Stimmen im Vorraum. Zwei Mädchen reden Schwedisch. Tragen Sachen herein. Koffer. Kisten. Instrumente. Ein Mann mit Schiebermütze und hochgekrempelten Jeans. Auch er schleppt Equipment. Von Friska Viljor keine Spur. Echte Rockstars lassen tragen.

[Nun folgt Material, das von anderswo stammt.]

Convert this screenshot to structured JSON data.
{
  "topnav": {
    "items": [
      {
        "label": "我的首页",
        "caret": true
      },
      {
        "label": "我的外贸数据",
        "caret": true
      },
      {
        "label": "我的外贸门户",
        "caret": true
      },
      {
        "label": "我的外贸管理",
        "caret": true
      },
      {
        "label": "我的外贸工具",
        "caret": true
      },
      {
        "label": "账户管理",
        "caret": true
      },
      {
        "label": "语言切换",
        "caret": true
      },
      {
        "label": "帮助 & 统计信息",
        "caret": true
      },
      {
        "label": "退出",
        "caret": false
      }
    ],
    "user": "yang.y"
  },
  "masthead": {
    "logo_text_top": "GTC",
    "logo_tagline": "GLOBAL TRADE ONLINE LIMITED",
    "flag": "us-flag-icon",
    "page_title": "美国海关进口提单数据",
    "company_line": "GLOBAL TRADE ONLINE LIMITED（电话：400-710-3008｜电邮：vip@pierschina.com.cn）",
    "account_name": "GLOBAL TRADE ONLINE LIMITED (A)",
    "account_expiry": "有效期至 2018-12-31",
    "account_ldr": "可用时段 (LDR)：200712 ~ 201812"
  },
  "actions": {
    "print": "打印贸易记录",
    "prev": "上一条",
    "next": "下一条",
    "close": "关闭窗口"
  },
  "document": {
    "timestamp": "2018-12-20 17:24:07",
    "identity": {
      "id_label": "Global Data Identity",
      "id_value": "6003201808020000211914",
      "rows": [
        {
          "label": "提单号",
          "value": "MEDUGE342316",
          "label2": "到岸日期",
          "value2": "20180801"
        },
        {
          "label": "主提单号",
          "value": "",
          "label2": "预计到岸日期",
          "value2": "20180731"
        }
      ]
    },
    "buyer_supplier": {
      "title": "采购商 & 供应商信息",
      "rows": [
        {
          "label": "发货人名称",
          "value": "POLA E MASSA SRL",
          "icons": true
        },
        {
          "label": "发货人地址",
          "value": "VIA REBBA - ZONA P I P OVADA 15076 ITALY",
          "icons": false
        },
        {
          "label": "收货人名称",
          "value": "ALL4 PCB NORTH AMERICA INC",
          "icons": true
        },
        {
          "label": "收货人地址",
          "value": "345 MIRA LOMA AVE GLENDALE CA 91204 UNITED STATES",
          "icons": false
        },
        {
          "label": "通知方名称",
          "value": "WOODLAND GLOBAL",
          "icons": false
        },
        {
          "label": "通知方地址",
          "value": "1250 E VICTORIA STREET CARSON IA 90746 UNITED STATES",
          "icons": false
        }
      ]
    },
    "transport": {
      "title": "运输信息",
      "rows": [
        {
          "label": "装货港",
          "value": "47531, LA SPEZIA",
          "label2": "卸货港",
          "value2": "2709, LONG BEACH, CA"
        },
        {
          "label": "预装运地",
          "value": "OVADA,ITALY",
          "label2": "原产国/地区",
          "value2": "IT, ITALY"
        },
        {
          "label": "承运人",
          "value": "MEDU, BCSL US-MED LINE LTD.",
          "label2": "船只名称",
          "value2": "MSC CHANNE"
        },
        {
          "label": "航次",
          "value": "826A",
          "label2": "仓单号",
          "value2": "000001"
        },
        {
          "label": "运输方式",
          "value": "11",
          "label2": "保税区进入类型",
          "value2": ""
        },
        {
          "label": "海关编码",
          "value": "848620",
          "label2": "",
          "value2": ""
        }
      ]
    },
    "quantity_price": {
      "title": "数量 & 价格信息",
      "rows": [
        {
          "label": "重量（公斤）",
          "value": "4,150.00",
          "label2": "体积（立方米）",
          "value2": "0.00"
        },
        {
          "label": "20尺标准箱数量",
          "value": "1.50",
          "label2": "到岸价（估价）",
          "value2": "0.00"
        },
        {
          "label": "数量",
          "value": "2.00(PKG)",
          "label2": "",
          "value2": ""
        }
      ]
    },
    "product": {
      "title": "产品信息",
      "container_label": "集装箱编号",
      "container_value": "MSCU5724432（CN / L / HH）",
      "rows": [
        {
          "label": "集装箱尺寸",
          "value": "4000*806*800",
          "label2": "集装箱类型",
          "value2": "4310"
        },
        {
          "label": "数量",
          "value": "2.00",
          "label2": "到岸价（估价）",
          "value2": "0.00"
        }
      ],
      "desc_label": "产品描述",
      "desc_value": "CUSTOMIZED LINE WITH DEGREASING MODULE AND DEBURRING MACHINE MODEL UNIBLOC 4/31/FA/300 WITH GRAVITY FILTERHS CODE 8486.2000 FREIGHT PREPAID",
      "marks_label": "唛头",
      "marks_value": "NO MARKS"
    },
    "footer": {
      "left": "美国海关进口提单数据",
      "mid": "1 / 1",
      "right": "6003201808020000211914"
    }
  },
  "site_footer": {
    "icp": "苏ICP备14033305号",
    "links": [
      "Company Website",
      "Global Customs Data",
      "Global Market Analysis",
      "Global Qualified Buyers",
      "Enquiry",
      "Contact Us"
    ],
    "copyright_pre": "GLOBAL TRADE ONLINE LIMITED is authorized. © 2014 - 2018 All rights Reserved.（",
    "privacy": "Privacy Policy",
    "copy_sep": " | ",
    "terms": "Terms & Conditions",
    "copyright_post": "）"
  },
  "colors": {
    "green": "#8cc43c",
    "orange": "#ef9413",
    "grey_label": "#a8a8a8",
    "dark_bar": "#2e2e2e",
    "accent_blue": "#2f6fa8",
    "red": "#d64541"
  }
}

Daniel trifft zuerst ein. Etwas gestresst. Mit leicht fettigem Haar und Augenringen. Zurückhaltend, aber dennoch freundlich. Genau wie Joakim, der schüchtern und nachdenklich wirkt. Zu Beginn fast gar nichts sagt und später doch noch seine Gedanken preisgibt. Beide sitzen sie auf der Couch, in Jeans, Hoodie und Strickjacke. Ein Bier in der Hand. Lässig. Locker. Echte Rockstars eben.

Joakim Sveningsson und Daniel Johansson. Friska Viljor. Bekannt geworden als Band, die ihren Herzschmerz in Alkohol ertränkte, in diesem Zustand ihr erstes Album aufnahm – und dann beschloss, nie wieder nüchtern in ein Studio zu gehen. Echte Rockstars eben.

Die Aufklärung folgt. Der Zoll hielt Friska Viljor auf. Es tue ihnen sehr leid, sagt Daniel lächelnd und mit einer Umarmung. Eines der Mädchen: Daniels Freundin und Mutter seines zehn Monate alten Sohnes. Lena Malmborg. Außerdem Sängerin und mit ihrer Band als Vorgruppe dabei. Der Schiebermützentyp: Schlagzeuger von Friska Viljor. Auch er tritt als William The Contractor im Programm auf. Ole, Daniels kleiner Junge, begleitet die Band. Joakim ist ganz verrückt nach ihm. Echte Familienbande eben.

Ich hab mir im Vorfeld ein paar andere Interviews mit euch angeschaut. Ihr wirkt ein bisschen genervt von eurem Image. Man stellt euch als dauerbetrunken dar.

Daniel: Oh toll. Und jetzt sitzen wir hier mit unserem Bier.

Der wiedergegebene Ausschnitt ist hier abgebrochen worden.